This paper was converted on www.awesomepapers.org from LaTeX by an anonymous user.
Want to know more? Visit the Converter page.

Simple rejection Monte Carlo algorithm and its application to multivariate statistical inference

Fengyu Li1,2, Huijiao Yu1,2, Jun Yan1,2, Xianyong Meng∗1,2
1 Department of Applied Mathematics, School of Information Science and Engineering,
Shandong Agricultural University, Taian, Shandong
2 Huanghuaihai Key Laboratory of Smart Agricultural Technology, Ministry of Agriculture and Rural Affairs,
Taian, Shandong
Abstract

The Monte Carlo algorithm is increasingly utilized, with its central step involving computer-based random sampling from stochastic models. While both Markov Chain Monte Carlo (MCMC) and Reject Monte Carlo serve as sampling methods, the latter finds fewer applications compared to the former. Hence, this paper initially provides a concise introduction to the theory of the Reject Monte Carlo algorithm and its implementation techniques, aiming to enhance conceptual understanding and program implementation. Subsequently, a simplified rejection Monte Carlo algorithm is formulated. Furthermore, by considering multivariate distribution sampling and multivariate integration as examples, this study explores the specific application of the algorithm in statistical inference.

Keywords: Monte Carlo; Random simulation; Sampling algorithm; Statistical inference

1 Introduction

Statistical inference plays a crucial role in all scientific fields, serving to provide theoretical underpinnings for quantitative models of uncertainty and validate data-based models. Modern statistical inference methods based on sampling enable us to comprehend complex phenomena (Warne et al., 2018). Sampling can be categorized into two types: population sampling and data set sampling. The former is often referred to as Monte Carlo or random simulation, which can be further divided into distribution function-based sampling (Meng et al., 2022) and density function-based sampling (Chen and Yang, 2006; Andrieu and Freitas, 2003). The latter is commonly known as subsampling (Ai et al., 2021; Li et al., 2022), which also falls under the category of Monte Carlo when we consider a data set as a special representation of the population.
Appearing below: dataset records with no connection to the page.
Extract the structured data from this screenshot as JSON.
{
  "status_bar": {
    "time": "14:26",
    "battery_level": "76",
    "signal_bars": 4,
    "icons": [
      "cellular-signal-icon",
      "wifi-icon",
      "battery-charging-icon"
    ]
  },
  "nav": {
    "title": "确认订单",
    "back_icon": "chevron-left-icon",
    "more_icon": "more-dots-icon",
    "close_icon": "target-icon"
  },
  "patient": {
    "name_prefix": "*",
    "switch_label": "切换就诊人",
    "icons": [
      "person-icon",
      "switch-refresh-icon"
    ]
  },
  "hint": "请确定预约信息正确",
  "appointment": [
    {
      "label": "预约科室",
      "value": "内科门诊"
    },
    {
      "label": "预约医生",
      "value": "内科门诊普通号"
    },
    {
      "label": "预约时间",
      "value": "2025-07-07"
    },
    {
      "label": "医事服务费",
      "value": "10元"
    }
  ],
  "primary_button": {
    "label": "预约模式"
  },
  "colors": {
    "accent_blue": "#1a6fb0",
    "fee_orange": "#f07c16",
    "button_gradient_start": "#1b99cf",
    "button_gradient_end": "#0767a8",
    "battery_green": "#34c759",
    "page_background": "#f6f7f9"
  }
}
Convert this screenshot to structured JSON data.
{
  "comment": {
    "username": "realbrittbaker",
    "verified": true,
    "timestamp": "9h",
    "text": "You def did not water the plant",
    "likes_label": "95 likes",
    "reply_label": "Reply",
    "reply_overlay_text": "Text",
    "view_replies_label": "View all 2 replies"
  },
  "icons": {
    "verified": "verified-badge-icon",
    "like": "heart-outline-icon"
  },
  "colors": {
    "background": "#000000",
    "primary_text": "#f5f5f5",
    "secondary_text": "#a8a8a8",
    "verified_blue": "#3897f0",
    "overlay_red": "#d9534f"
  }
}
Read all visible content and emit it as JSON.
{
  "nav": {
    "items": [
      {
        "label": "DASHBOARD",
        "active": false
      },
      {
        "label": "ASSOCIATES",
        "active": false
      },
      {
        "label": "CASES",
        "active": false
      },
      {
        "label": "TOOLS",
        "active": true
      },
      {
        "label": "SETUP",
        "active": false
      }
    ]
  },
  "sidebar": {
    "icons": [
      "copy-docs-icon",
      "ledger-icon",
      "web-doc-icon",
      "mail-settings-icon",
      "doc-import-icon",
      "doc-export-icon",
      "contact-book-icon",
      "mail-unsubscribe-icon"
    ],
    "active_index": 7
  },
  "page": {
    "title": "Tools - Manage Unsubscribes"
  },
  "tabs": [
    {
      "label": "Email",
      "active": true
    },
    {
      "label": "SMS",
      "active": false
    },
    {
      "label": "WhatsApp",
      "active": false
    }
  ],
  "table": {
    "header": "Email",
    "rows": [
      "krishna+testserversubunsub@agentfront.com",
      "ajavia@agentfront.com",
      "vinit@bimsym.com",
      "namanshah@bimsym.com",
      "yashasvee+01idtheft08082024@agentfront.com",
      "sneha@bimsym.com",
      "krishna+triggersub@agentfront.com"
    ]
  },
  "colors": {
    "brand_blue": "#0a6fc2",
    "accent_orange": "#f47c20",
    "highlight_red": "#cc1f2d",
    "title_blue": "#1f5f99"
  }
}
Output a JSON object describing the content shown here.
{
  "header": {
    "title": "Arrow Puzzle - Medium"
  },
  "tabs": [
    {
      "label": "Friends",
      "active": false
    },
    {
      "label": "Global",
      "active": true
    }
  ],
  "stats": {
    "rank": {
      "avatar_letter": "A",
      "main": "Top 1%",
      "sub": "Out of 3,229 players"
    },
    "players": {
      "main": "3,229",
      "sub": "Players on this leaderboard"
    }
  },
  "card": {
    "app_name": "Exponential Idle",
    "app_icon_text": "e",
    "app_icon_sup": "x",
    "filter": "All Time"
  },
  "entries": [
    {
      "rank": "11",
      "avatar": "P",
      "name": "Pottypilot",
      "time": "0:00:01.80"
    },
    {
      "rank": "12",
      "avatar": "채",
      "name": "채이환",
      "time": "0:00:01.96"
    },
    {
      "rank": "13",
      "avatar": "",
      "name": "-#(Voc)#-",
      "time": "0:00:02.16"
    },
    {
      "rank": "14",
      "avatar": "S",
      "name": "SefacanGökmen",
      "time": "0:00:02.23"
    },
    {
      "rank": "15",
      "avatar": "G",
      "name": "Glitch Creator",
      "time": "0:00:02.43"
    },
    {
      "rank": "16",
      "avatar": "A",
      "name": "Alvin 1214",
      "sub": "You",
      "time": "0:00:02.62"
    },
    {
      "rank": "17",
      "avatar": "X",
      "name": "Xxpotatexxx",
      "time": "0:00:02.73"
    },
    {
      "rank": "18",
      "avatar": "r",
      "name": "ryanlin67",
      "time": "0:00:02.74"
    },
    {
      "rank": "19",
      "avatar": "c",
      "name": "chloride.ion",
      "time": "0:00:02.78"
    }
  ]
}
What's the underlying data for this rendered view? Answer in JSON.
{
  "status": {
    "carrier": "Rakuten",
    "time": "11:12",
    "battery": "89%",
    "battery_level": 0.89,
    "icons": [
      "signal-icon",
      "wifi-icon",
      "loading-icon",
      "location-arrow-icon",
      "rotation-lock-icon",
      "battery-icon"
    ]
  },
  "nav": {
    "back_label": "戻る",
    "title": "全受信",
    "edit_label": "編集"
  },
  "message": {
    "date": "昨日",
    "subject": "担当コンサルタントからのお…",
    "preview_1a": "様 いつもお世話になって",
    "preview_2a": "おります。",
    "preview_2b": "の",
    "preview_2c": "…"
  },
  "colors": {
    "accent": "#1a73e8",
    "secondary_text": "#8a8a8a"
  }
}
Monte Carlo sampling is commonly employed for generating random numbers of random variables or random vectors, which are then utilized to estimate unknown mathematical expectations and their confidence intervals. This well-known algorithm, known as the Monte Carlo algorithm, can also provide an estimation of the complete distribution (L’Ecuyer et al., 2022). The fundamental concept behind the Monte Carlo algorithm lies in utilizing sampled data to perform various calculations and feature analyses. Generating random numbers that adhere to a probability distribution model becomes a crucial technology for these algorithms, often accomplished by computers. There exist numerous options for sampling methods; among them, Markov Chain Monte Carlo (MCMC) (Robert and Casella, 2010) is widely adopted due to its ease of implementation. MCMC technique serves as the gold standard technique for Bayesian inference (Nemeth and Fearnhead, 2021), frequently used to extract samples from challenging posterior distributions (Vyner et al., 2023). However, correlations exist between data generated by MCMC, posing challenges in convergence assessment. In recent years, the Rejection Monte Carlo (RMC) algorithm has emerged sporadically in literature under alternative names such as screening sampling or reject-accept sampling algorithms (Warne et al., 2018; Martino and M´ıguez, 2011; Ma et al., 2022).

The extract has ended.